Most of the time when you open up your meeting and you X out all of the, you open up the calendar for your reps and you X out all the internal meetings, maybe it's two, three, four. You know, in a world where cost of acquisition has dramatically increased, it's because it's harder to get somebody's attention. That means that every lead that we have is even more precious. And that means we need to route them to the people with the higher win rates and, um,
and the higher average deal size. So let's see, it's not gonna do that. I will send these slides out to everybody afterwards and make sure that they're not written in all white.
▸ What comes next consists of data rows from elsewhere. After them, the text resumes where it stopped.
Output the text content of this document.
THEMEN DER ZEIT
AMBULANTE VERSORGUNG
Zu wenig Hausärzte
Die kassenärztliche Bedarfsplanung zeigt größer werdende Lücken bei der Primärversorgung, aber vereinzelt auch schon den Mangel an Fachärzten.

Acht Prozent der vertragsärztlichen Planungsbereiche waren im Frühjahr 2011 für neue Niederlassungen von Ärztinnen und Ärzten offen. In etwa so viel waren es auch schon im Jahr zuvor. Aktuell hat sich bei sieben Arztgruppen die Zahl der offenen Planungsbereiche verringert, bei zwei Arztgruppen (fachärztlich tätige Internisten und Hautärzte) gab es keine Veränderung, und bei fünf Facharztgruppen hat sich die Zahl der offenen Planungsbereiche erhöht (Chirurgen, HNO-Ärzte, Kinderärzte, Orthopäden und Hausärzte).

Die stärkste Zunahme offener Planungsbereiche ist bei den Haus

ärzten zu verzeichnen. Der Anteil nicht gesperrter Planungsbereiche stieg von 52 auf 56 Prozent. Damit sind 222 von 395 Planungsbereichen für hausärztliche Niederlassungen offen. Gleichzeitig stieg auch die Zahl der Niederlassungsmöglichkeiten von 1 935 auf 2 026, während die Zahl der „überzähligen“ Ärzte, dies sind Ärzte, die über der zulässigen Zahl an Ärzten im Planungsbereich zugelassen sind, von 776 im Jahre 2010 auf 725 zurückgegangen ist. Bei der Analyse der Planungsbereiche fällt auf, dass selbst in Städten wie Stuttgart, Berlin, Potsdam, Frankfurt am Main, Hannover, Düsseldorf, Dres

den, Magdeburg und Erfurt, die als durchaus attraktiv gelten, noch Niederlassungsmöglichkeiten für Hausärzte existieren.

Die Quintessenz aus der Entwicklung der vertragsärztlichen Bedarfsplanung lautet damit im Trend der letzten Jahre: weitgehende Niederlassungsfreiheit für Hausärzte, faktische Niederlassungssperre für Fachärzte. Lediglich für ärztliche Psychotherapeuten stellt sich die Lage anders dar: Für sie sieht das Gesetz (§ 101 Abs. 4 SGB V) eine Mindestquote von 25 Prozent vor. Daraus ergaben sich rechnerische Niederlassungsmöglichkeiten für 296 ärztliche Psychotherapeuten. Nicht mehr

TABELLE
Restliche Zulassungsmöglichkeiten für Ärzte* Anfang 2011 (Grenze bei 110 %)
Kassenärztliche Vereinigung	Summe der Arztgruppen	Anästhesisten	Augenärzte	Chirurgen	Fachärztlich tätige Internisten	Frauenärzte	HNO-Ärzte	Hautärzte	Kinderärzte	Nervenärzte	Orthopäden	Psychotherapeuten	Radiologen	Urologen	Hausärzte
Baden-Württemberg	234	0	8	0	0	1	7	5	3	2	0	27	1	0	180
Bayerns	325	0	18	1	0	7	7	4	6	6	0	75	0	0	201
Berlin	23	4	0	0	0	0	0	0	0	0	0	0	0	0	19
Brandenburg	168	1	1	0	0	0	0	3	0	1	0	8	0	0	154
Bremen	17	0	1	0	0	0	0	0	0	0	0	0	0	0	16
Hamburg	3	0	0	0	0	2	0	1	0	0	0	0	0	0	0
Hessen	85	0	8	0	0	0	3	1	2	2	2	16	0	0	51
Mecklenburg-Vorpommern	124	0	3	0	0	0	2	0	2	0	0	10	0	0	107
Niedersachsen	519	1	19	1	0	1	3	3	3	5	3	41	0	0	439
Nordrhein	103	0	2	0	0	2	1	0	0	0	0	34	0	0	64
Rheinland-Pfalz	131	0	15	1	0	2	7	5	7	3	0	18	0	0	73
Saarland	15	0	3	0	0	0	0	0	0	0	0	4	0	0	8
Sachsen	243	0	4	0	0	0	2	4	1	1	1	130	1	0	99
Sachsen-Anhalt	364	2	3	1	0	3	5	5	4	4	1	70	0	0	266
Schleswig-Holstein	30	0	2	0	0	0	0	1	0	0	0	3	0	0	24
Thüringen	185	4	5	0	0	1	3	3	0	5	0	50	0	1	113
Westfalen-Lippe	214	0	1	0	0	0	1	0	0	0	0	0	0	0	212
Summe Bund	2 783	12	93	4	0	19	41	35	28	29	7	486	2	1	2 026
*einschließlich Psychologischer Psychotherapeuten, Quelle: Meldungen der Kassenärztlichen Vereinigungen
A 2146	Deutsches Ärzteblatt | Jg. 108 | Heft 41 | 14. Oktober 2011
But the point is, close rate and ACV drive the engine, and you can have much better experiences with a smaller sales team routing all your leads to those people. So the three things I would encourage you to do, again, remember that the first thing is make sure that your company understands unit economics
and that you understand where your unit economics are. Your unit economics will tell you if you're in or out of product market fit as you approach at least a million in ARR all the way up to a billion in ARR. So that's the first thing. The second thing is orient, map your customer journey in figuring out where do you need to align activities that create the highest engagement for your customer so that that can lead to retention because retention drives recurring impact, which drives recurring revenue.
And the specific tip I would give you is don't assume that everything is pricing and packaging. Assume, let's start with onboarding. Let's start with making sure that we're clearly explaining how our product works and we're orienting the customer around high-value actions that we think will lead to renewal. And the third thing is you can probably make more money with fewer salespeople. That's it. Thanks very much.